Andy Warhol: Of Fame and Faith

Revolver Gallery
Jan 12, 2018 6:35PM

By Aurora Garrison

It may surprise readers, that the infamously aloof and industrious Andy Warhol was an ardently practicing Byzantine Catholic. Religion played an incredibly personal and private role in Warhol’s life. As such, the artist’s work may be best understood through the lens of faith and iconography.

Andy Warhol and his mother, Julia, spent hours in their neighborhood church. According to Warhol biographer Bob Colacello, Julia Warhol attended vespers on Saturday night and masses on Sunday. Colacello states, “Andy almost always went to church with his mother. For hours on end, he sat and stared at the iconostasis, the screen the closes off the inner altar in Eastern Rite churches. It was covered with icons of the saints, flat two-dimensional portraits, with solid gold backgrounds, hung in horizontal rows, one after another, with no space between.”

Focusing on two works Warhol produced towards the end of his career in the 1980s, we find the artist’s lifelong fascination with iconography and fame.

In the case of his Saint Apollonia – the original painting is in the National Gallery in Washington – Warhol replicates the iconic image by Piero della Francesca. Rather than attempt to warp the image into one of his own, Warhol stays true to the original painting, barely cropping the image and even delineating the small antique cracks of the painting’s surface. St. Apollonia, the patron saint of dentists, who is said to have had her teeth torn out by Romans after refusing to renounce her faith, took her own life by jumping into a bonfire. Completed in 1984, the four prints show the saint clasping a set of pincers, alluding to the legend of her teeth being pulled out.

Saint Apollonia’s grim tale has long drawn the attention of artists, and Apollonia’s popularity grew as Christianity spread, eventually attracting something of a cult following, particularly in South America. In his rendition of St. Apollonia, Warhol does something just short of magic. He takes the mystical, religious art of 2000 years and makes it new and relevant again.

Andy Warhol (1928 – 1987), Saint Apollonia Complete Portfolio, (1984), Revolver Gallery, Santa Monica, California.

Warhol continually focuses on notions of celebrity through the use of the singular iconic image – first repeated, then reproduced and reversed. Andy Warhol’s Ten Portraits of Jews of the Twentieth Century (1980) depict renowned luminaries of Jewish culture (from top left): Golda Meir, Albert Einstein, Gertrude Stein, Sarah Bernhardt, Sigmund Freud, Martin Buber, the Marx Brothers, Louis Brandeis, Franz Kafka and George Gershwi. Warhol’s iconic portraits attest to the lasting achievements and fame of these singular figures. Originally published as a portfolio of silkscreen prints on paper, Warhol was so pleased with the commercial success of his Ten Portraits that he decided to create additional versions of the series as silkscreen paintings on canvas.

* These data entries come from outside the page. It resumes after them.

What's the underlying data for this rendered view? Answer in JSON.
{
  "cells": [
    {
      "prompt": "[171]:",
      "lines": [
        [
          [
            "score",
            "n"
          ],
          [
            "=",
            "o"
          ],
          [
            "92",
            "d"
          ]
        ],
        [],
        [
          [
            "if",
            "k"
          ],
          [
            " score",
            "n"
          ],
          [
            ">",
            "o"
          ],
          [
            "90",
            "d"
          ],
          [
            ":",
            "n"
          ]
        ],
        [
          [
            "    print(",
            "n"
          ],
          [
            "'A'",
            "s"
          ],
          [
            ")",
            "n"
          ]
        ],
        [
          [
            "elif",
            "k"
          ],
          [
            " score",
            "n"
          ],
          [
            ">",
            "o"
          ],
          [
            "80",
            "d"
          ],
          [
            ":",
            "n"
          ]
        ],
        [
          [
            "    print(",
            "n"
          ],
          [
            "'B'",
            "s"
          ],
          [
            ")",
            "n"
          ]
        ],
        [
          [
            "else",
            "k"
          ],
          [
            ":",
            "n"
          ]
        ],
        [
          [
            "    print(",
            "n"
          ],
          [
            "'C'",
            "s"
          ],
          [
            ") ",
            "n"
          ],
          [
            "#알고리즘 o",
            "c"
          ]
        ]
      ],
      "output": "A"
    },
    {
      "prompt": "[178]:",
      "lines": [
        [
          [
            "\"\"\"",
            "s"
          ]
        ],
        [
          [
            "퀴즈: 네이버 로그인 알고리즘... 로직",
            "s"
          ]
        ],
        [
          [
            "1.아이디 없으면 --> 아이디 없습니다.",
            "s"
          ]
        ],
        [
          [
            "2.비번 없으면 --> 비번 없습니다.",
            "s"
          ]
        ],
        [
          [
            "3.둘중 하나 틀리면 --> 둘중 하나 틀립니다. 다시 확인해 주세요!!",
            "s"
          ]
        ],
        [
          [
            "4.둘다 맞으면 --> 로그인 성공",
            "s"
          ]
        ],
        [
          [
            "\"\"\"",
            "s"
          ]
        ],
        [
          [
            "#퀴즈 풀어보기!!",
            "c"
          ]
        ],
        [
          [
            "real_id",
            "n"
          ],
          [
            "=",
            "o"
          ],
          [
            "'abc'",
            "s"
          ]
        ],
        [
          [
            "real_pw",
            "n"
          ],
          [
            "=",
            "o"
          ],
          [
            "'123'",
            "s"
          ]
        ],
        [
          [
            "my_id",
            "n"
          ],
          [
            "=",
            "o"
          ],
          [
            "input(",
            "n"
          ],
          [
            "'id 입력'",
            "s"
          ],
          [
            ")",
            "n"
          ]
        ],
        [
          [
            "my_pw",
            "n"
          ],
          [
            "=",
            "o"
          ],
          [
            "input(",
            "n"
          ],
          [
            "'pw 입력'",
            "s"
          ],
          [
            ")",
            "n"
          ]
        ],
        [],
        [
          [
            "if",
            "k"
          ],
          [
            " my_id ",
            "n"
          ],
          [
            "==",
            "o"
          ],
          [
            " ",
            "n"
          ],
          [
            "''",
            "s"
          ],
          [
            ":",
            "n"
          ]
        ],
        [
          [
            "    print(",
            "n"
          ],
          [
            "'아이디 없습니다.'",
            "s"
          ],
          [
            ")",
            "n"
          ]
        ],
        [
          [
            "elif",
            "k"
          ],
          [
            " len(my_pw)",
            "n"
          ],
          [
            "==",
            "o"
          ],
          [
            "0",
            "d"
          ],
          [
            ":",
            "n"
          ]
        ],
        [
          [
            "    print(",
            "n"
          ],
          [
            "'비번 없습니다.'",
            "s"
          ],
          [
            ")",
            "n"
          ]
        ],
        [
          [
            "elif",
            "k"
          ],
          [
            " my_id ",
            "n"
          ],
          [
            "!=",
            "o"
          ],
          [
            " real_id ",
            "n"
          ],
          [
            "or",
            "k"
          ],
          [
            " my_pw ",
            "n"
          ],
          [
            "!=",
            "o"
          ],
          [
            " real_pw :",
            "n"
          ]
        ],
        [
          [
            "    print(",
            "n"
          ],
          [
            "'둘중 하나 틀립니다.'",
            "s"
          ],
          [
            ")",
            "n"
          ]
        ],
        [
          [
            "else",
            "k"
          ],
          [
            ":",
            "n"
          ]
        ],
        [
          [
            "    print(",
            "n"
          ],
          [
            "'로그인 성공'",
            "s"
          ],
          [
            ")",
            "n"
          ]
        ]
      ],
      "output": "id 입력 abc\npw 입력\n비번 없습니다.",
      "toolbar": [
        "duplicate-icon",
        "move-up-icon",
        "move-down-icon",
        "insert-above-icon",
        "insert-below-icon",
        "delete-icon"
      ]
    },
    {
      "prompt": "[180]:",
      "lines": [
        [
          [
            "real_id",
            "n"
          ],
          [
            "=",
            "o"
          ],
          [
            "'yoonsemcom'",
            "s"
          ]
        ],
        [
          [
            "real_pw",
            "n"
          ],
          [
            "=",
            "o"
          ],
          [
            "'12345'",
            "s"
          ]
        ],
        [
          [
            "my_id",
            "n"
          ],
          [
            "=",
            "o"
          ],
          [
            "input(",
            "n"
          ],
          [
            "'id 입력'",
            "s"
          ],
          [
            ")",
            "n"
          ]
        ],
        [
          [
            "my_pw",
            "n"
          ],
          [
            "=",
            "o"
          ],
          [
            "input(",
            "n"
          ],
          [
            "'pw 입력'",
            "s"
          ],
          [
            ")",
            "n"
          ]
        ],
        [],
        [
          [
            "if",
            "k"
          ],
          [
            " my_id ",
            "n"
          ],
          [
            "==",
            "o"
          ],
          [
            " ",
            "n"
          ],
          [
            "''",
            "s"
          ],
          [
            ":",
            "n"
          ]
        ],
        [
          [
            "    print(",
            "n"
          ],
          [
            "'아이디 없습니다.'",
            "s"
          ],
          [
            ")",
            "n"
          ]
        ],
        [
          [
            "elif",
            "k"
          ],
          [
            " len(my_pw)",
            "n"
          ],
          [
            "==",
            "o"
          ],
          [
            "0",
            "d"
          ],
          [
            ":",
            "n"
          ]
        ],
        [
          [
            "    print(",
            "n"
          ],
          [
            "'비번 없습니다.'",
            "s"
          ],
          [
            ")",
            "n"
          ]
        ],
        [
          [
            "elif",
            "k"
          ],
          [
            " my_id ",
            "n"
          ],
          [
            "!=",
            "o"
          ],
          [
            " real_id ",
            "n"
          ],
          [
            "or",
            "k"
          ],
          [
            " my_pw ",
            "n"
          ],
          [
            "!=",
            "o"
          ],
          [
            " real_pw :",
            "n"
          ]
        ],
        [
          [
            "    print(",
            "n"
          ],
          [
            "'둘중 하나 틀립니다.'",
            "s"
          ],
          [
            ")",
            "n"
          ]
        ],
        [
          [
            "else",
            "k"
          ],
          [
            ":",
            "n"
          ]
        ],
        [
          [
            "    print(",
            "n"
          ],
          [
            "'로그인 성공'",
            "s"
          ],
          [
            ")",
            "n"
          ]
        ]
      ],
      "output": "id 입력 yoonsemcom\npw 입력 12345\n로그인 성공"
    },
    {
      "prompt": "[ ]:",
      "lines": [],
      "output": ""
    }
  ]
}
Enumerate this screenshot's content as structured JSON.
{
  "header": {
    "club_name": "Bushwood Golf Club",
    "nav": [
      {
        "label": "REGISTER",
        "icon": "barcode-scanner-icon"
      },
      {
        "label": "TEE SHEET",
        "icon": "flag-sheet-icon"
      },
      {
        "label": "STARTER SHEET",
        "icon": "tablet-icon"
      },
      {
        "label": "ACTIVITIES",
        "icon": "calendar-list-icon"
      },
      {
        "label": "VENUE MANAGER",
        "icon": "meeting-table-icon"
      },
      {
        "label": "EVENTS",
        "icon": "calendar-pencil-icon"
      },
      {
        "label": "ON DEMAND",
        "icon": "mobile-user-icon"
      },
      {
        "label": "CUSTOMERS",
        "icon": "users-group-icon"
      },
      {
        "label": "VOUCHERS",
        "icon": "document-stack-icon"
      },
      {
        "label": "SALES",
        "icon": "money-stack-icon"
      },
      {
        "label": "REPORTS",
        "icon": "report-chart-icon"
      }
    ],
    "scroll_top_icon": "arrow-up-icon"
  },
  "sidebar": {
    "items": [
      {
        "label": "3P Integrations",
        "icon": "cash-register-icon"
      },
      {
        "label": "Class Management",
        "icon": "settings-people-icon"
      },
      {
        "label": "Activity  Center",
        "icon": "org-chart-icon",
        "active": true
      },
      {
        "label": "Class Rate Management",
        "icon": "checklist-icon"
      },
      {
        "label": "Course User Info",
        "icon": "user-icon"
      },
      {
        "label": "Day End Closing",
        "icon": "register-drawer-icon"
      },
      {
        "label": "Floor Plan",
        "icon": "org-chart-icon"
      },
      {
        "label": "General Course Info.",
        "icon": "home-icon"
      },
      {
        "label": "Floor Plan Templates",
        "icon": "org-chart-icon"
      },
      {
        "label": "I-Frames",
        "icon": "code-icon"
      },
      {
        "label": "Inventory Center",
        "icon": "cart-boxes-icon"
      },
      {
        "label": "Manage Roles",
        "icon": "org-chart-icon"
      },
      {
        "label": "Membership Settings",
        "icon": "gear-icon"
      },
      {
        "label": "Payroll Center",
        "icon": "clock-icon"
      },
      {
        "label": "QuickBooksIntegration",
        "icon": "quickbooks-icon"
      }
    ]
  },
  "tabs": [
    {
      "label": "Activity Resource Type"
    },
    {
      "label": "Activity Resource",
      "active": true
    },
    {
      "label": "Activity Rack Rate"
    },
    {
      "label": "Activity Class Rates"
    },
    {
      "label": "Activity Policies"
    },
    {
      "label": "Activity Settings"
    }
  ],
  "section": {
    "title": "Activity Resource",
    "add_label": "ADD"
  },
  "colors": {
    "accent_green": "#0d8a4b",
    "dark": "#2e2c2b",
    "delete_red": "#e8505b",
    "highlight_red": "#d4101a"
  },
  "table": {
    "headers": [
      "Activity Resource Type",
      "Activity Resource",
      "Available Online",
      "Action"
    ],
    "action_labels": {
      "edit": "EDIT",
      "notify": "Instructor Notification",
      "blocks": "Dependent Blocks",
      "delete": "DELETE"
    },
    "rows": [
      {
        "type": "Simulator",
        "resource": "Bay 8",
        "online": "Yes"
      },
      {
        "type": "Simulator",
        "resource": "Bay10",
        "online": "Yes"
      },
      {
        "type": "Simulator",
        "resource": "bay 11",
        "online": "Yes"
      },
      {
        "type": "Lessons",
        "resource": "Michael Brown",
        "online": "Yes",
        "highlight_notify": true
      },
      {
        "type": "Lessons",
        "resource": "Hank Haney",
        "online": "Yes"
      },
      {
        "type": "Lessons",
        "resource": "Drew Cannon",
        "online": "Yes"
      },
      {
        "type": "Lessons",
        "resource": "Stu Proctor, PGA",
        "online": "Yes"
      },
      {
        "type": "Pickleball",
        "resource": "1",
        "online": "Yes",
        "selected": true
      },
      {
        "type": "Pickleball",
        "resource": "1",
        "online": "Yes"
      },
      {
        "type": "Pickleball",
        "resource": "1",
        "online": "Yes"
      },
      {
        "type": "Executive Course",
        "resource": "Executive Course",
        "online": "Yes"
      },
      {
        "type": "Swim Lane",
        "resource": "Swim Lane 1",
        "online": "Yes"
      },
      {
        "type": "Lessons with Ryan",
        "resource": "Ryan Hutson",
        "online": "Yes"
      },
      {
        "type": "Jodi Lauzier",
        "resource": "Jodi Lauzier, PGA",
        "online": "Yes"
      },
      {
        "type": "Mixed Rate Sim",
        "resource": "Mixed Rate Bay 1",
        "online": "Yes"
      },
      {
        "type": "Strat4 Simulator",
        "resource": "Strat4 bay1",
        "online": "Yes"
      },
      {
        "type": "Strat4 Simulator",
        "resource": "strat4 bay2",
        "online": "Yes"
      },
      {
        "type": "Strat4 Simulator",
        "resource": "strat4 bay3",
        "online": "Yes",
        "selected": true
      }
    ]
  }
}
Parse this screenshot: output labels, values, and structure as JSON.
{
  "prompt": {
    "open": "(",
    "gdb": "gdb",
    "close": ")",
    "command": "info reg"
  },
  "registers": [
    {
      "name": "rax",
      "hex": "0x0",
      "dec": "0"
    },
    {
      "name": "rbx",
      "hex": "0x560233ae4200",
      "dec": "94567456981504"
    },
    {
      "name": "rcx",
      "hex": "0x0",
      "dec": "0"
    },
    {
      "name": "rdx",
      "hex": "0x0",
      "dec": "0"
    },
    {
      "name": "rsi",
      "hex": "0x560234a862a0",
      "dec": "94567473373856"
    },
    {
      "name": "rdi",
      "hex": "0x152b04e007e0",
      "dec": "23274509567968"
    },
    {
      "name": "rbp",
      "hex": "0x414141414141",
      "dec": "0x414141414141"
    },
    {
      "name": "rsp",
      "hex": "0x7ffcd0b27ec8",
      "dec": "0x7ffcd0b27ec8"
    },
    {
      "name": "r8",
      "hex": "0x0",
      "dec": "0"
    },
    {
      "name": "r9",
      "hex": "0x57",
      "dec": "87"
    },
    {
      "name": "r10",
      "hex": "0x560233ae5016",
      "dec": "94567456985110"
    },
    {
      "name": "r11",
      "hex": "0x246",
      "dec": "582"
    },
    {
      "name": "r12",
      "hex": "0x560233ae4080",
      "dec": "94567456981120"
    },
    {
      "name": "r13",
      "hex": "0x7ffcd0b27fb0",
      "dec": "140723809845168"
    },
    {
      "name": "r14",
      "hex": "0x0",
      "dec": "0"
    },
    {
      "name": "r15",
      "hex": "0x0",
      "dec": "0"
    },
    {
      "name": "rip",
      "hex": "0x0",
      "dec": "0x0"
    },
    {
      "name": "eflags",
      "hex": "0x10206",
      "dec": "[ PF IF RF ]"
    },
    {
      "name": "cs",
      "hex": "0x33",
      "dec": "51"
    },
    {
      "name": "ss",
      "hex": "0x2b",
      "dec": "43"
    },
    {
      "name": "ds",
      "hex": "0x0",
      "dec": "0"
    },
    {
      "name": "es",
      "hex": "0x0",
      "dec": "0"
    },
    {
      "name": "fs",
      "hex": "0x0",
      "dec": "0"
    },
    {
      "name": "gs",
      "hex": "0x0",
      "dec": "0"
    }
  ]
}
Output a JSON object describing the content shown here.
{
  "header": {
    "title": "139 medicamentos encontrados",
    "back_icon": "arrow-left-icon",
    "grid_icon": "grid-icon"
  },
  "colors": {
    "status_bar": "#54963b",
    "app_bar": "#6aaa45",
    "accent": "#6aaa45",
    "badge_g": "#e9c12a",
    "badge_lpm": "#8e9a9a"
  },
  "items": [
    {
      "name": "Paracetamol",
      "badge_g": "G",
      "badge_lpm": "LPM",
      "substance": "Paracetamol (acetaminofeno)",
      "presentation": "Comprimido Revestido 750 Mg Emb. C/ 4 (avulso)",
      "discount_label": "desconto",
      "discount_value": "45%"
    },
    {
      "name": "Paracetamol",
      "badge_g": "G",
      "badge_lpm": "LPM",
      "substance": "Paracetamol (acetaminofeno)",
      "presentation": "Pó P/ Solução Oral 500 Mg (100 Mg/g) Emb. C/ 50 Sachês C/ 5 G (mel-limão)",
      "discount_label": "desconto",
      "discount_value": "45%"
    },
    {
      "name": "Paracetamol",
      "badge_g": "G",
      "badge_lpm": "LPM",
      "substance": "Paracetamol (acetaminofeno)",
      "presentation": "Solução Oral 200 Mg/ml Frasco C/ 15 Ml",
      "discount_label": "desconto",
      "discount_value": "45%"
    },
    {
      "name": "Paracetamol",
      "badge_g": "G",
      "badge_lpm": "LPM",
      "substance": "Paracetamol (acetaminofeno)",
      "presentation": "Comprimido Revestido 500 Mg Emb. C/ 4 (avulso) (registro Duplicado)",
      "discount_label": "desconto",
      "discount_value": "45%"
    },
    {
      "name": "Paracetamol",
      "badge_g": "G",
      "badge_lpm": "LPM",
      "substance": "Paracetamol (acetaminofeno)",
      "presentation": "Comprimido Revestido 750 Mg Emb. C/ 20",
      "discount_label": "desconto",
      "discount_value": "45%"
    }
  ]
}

Andy Warhol (1928 – 1987), Ten Portraits of Jews of the Twentieth Century (Full Suite), (1980), Revolver Gallery, Santa Monica, California.

Warhol himself expressed little interest in the subjects of the series, he said he just liked their faces. The concept was not his own; the art dealer Ronald Feldman had suggested it to him after an Israeli dealer asked for a series of portraits of Golda Meir. It was Mr. Feldman, in consultation with Susan Morgenstein, director of the art gallery of the Jewish Community Center of Greater Washington, who decided on the list of historical figures. Somewhat surprisingly, the paintings were warmly embraced by Jewish audiences and have been widely exhibited in museums and galleries as well as synagogues and Jewish institutions around the country.

Warhol followed his usual procedure for portraits, silk-screening a photograph over previously applied colors and tracing crayon-like lines over the photograph’s contours. The underlying colors are divided up into flat, geometric compositions, creating tension between abstraction and reality. If the series, Ten Portraits of Jews of the Twentieth Century or the portrait of Saint Apollonia seem almost superficial, it is because they are extensions of Warhol’s preoccupation with the celebrity and fame.

Warhol hijacked the religious iconography of his youth and made modern icons into art. The Ten Portraits of Jews of the Twentieth Century series, much like the artist’s prints of Marilyn Monroe – shortly after the actress’s sudden death – and Elizabeth Taylor – who was dealing with scandal at the time of the painting – do not depict the figures as tragic but instead memorializes and elevates them into icons. Much like the Christian concept of the transfiguration – Christ appears to his disciples not as he is, but in a glorified manner – Warhol presents his pop culture and historical figures in a glorified and reverent way.